I want to show that when $X$ is connected this rank is the same everywhere. (that is same for all open sets in the cover)
Define a map $f:X\rightarrow \mathbb N$ as follows -
For any $x\in X$ there is a $U$ containg $x$ for which $\mathcal F|_U$ is free $\mathcal O_X|_U$ of rank $n$. Let $f(x)=n$ If $f$ is continuous and well-defined then I am done because then the only connected subsets of $\mathbb N$ with discrete topology are singletons. So my questions are -
Why is $f$ continuous?
If $V$ is another open set containing $x$ then why should rank of $\mathcal F|_V$ equal to $n$?

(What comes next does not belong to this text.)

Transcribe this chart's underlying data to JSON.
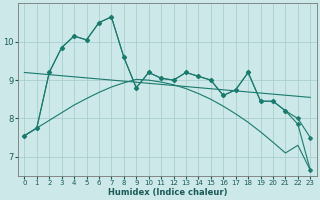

would the same proof work if rank is infinite?
Thank you.
A map to a discrete space is continuous, iff all fibres are open. And the fact that the sets $M_n := \{x \in X | \operatorname{rank} \mathcal F_x = n \}$ are open, is built in the definition: If you have $x \in M_n$, you find some open set $U \ni x$, such that $\mathcal F_{|U} \cong \mathcal O_{X|U}^n$, which shows $U \subset M_n$. Hence $M_n$ is open.
Let $U,V \ni x$ with $\mathcal F_{|U} \cong \mathcal O_{X|U}^n$ and $\mathcal F_{|V} \cong \mathcal O_{X|V}^m$. From the first iso, we deduce $\operatorname{rank} \mathcal F_x=n$. From the second iso, we deduce $\operatorname{rank} \mathcal F_x=m$, hence $n=m$.
Yes. Instead of $\mathbb N$, you let $f$ map into the set of all cardinals, endowed with discrete topology.